This is on top of the Php39 billion funds allocated to the National Disaster Risk Reduction Management Fund (NDRRMF) for 2016, from which government agencies including the Department of Agriculture (DA), Department of Social Welfare and Development (DSWD),National Irrigation Administration (NIA) mayrequest additional funds once their funds allocated for calamities (called Quick Response Fund) are used up. There are also the reported unused funds amounting to more than Php16 billion in calamity funds (NDRRMF and QRF) as of September 2015.

On top of the said funds, the local government units (LGUs) are allowed to use at least 5% of their funds generated from regular revenues for calamity assistance.

“As the devastation wrought by the extreme drought due to the El Niño phenomenon spreads and heightens across the country, the Aquino government has again been slow to respond. It has also been slow to take decisive action for the farmers in the face of gross violations of their human rights perpetrated by the local Philippine National Police (PNP) and under the administration of North Cotabato Governor Emmylou Taliño-Mendoza,” says Maglinte.

“Because of El Niño that started in 2015, many farmers across the country were not able to plant and harvest in May and in October 2015. Lean period extended from the usual five to seven months to more than nine months. But assistance from the government has been wanting and slow, and obviously has not reached most of the starving farmers and their families. The pangs of hunger have prompted them to organize, struggle and demand rice and support from the calamity funds of the government,” said Estrella Catarata, executive director of the Philippine Network of Food Security Programmes (PNFSP), a member of Green Action PH.
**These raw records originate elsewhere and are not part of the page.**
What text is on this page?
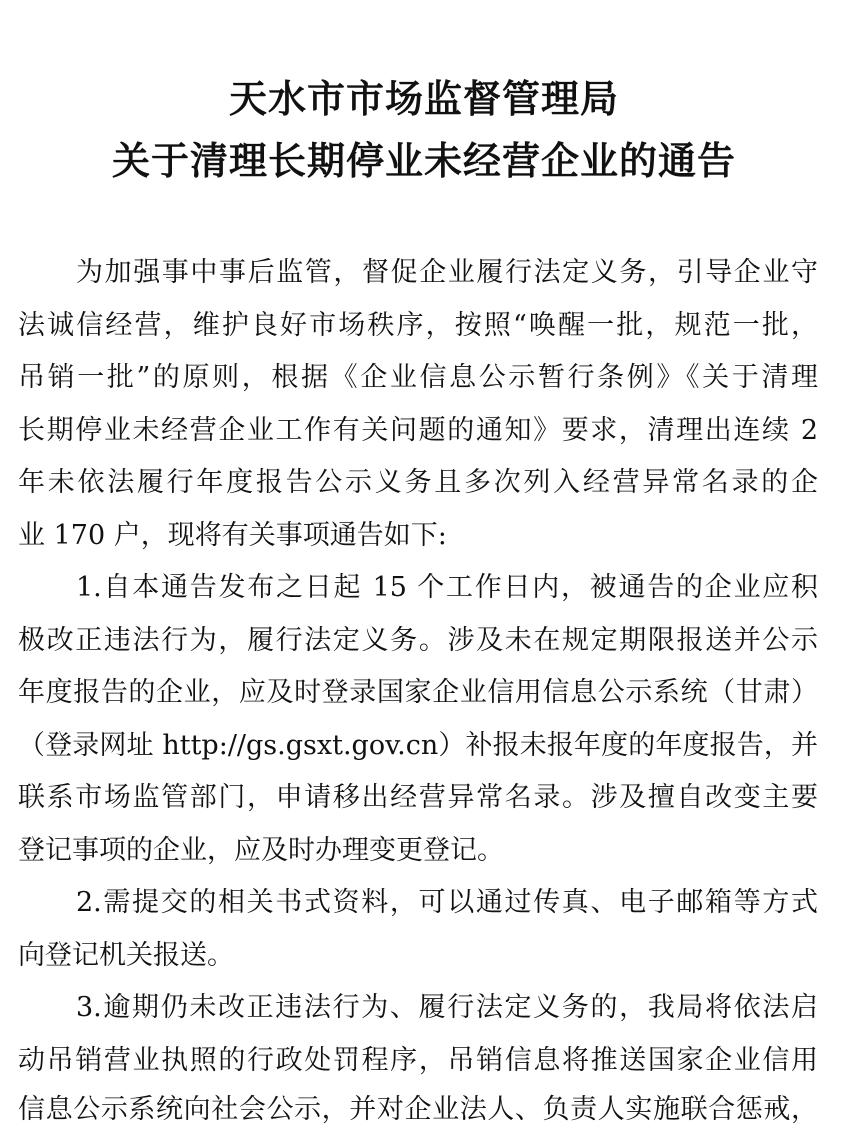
天水市市场监督管理局
关于清理长期停业未经营企业的通告
为加强事中事后监管，督促企业履行法定义务，引导企业守
法诚信经营，维护良好市场秩序，按照“唤醒一批，规范一批，
吊销一批”的原则，根据《企业信息公示暂行条例》《关于清理
长期停业未经营企业工作有关问题的通知》要求，清理出连续 2
年未依法履行年度报告公示义务且多次列入经营异常名录的企
业 170 户，现将有关事项通告如下:
1.自本通告发布之日起 15 个工作日内，被通告的企业应积
极改正违法行为，履行法定义务。涉及未在规定期限报送并公示
年度报告的企业，应及时登录国家企业信用信息公示系统（甘肃）
（登录网址 http://gs.gsxt.gov.cn）补报未报年度的年度报告，并
联系市场监管部门，申请移出经营异常名录。涉及擅自改变主要
登记事项的企业，应及时办理变更登记。
2.需提交的相关书式资料，可以通过传真、电子邮箱等方式
向登记机关报送。
3.逾期仍未改正违法行为、履行法定义务的，我局将依法启
动吊销营业执照的行政处罚程序，吊销信息将推送国家企业信用
信息公示系统向社会公示，并对企业法人、负责人实施联合惩戒，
“Instead of assisting the poorest of its constituents, the farmers and the indigenous peoples, the government has neglected them at the height of their hunger. The farmers are the country’s primary food producers. If they are unable to produce food and starve, we all eventually go hungry”, says Cathy Estavillo, spokesperson of Bantay Bigas (Rice Monitor), also a member of Green Action PH.
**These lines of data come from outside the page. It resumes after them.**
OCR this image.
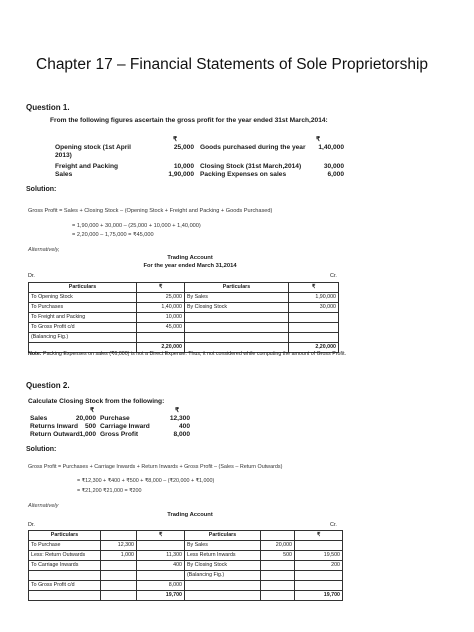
Chapter 17 – Financial Statements of Sole Proprietorship
Question 1.
From the following figures ascertain the gross profit for the year ended 31st March,2014:
₹	₹
Opening stock (1st April	25,000 Goods purchased during the year	1,40,000
2013)
Freight and Packing	10,000 Closing Stock (31st March,2014)	30,000
Sales	1,90,000 Packing Expenses on sales	6,000
Solution:
Gross Profit = Sales + Closing Stock – (Opening Stock + Freight and Packing + Goods Purchased)
= 1,90,000 + 30,000 – (25,000 + 10,000 + 1,40,000)
= 2,20,000 – 1,75,000 = ₹45,000
Alternatively,
Trading Account
For the year ended March 31,2014
Dr.	Cr.
Particulars	₹	Particulars	₹
To Opening Stock	25,000	By Sales	1,90,000
To Purchases	1,40,000	By Closing Stock	30,000
To Freight and Packing	10,000		
To Gross Profit c/d	45,000		
(Balancing Fig.)			
	2,20,000		2,20,000
Note: Packing Expenses on sales (₹6,000) is not a Direct Expense. Thus, it not considered while computing the amount of Gross Profit.
Question 2.
Calculate Closing Stock from the following:
₹	₹
Sales	20,000 Purchase	12,300
Returns Inward	500 Carriage Inward	400
Return Outward 1,000 Gross Profit	8,000
Solution:
Gross Profit = Purchases + Carriage Inwards + Return Inwards + Gross Profit – (Sales – Return Outwards)
= ₹12,300 + ₹400 + ₹500 + ₹8,000 – (₹20,000 + ₹1,000)
= ₹21,200 ₹21,000 = ₹200
Alternatively
Trading Account
Dr.	Cr.
Particulars		₹	Particulars		₹
To Purchase	12,300		By Sales	20,000	
Less: Return Outwards	1,000	11,300	Less Return Inwards	500	19,500
To Carriage Inwards		400	By Closing Stock		200
			(Balancing Fig.)		
To Gross Profit c/d		8,000			
		19,700			19,700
“If the government only genuinely prepared for El Niño and channeled the funds where they were meant, this tragedy would not happen. In the longer term, had government dedicated funds to more productive programs such as developing post-harvest facilities, subsidies, sustainable agriculture programs and appropriate technologies for irrigation instead of the piece-meal conditional cash transfer programs (CCT), our farmers would not be as badly hit by calamities,”  said Maglinte.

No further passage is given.